Can a city acquire a seminary’s property through eminent domain?

A federal appeals court in New York addressed this controversial question.

Can a city acquire a seminary's property through eminent domain? This controversial question was addressed recently by a federal appeals court in New York.

Here are the facts. A federal trial court judge ruled that the City of Yonkers, New York, had engaged in a longstanding practice of restricting public housing to a minority section of the city. Under pressure from the court, the city agreed to acquire a 2-acre portion of a Catholic seminary's 44-acre property through its power of eminent domain (or condemnation), and to construct 200 units of public housing on this property which was located in a nonminority area of the city.

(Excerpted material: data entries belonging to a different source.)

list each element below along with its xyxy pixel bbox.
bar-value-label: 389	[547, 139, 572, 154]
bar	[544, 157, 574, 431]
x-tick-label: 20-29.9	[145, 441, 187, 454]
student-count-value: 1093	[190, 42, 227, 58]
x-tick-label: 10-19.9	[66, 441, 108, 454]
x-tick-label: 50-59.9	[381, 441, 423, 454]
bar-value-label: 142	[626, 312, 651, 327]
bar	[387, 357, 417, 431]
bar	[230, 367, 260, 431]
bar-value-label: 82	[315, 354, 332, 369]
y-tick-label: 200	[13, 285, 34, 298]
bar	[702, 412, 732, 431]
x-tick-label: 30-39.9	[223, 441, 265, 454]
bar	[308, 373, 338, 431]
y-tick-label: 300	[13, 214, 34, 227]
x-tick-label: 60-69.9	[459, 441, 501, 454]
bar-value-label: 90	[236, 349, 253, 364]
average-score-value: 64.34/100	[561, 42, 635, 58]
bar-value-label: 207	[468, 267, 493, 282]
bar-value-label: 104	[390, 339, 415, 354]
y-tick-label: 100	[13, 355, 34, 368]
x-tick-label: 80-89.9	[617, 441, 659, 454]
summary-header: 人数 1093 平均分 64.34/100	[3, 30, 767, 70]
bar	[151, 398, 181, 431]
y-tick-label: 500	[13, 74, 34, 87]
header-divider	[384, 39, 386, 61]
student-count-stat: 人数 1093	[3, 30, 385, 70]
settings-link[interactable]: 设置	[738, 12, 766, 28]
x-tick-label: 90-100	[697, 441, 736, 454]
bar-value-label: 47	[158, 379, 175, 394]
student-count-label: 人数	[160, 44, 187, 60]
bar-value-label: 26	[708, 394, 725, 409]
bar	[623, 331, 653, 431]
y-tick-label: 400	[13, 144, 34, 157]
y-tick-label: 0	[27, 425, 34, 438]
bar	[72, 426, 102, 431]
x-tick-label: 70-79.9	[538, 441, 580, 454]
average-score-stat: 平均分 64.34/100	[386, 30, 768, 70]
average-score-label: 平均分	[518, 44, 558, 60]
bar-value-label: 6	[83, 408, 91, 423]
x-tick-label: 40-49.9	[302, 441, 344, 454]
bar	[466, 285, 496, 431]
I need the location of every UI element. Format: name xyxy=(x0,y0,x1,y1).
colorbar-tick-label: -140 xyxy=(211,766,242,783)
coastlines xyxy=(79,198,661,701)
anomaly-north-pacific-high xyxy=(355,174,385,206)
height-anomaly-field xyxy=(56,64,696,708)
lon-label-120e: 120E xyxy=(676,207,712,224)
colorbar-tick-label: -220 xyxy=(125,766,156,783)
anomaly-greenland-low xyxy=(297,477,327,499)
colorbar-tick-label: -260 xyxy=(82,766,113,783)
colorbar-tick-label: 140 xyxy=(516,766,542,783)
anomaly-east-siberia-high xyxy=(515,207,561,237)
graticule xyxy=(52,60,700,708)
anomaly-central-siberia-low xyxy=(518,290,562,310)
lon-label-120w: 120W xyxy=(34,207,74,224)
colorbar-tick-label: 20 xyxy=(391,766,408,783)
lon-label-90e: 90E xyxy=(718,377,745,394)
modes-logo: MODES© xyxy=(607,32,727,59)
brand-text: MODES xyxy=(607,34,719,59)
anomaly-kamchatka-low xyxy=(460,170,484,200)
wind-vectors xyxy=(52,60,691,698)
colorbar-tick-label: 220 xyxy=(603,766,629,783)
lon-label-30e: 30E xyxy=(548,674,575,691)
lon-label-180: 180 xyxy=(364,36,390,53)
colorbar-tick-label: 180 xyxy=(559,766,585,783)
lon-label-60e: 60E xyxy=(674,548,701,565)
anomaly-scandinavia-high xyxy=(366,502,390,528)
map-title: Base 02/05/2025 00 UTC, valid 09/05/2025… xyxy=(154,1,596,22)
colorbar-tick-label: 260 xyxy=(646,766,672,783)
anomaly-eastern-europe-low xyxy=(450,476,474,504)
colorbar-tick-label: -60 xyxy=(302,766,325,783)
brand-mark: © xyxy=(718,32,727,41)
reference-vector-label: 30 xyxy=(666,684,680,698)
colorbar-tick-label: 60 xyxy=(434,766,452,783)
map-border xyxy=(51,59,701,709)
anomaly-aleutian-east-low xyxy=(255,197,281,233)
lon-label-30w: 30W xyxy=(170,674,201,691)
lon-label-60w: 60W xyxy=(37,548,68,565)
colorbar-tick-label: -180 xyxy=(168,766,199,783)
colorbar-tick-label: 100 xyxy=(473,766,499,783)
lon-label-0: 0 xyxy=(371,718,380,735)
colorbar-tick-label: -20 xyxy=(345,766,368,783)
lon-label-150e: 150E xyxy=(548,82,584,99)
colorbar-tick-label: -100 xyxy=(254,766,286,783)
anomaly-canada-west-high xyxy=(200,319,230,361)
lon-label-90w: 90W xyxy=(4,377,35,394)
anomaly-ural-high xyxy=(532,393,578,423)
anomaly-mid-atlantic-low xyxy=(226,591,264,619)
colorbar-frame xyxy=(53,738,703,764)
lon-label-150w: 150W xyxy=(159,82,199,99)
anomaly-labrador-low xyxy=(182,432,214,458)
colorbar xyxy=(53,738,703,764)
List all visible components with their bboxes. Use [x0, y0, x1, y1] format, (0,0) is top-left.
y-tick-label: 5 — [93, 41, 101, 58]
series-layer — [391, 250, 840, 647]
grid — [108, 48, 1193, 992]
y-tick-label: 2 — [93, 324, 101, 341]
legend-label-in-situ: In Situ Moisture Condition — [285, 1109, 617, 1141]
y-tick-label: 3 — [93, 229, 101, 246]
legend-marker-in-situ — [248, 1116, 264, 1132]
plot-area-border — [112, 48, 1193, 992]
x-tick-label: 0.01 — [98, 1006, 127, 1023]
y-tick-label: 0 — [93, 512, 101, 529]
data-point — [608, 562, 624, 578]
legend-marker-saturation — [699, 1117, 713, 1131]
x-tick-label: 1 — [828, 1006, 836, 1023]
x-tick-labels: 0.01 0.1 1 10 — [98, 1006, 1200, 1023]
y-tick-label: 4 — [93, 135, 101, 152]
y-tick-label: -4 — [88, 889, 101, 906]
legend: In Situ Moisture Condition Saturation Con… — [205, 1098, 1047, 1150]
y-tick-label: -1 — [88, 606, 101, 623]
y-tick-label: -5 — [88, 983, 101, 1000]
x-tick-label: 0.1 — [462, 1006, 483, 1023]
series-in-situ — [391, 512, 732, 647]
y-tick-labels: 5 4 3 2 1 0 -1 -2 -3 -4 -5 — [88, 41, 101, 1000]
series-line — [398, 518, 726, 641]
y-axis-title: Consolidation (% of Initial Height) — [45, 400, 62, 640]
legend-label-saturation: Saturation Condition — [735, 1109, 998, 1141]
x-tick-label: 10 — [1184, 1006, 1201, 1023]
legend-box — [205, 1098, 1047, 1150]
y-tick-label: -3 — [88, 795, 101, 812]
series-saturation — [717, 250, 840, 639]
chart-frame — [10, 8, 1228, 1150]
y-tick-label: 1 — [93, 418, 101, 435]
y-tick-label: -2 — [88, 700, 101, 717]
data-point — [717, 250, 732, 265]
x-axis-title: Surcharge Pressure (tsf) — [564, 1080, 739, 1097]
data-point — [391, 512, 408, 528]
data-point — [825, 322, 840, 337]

The seminary contended that the city's proposed action would violate its constitutional guaranty of religious freedom, since the 2-acre tract was necessary to the "atmosphere of quiet reflection essential to the academic, spiritual, psychological and pastoral preparation of young men for the priesthood" at the only seminary in the archdiocese. The trial court assumed the validity of the seminary's religious objections, but concluded that they were outweighed by the government's "compelling interest" in eliminating racial discrimination.

On appeal, the federal appeals court observed that "it is well settled that a limitation by the government on the free exercise of religion is permitted only when the state can demonstrate that a compelling interest justifies the restriction and that no alternate means of accomplishing the state's compelling interest are available."

The court rejected the city's claim that the lack of any "politically acceptable alternatives" to acquiring the seminary's property constituted a compelling state interest, noting that "political expediency is far from a compelling reason to force the seminary to give up its property in derogation of a constitutional right."

The court concluded that the city would not have a compelling interest in obtaining the seminary's property against its will if alternative building sites in nonminority areas of the city were available, and it remanded the case back to the trial court for a full hearing on "the availability of alternative building sites … and whether the public interest in remedying discrimination can be reasonably accomplished without the taking of the seminary's property." Yonkers Racing Corporation and St. Joseph's Seminary v. City of Yonkers, 858 F.2d 855 (2nd Cir. 1988).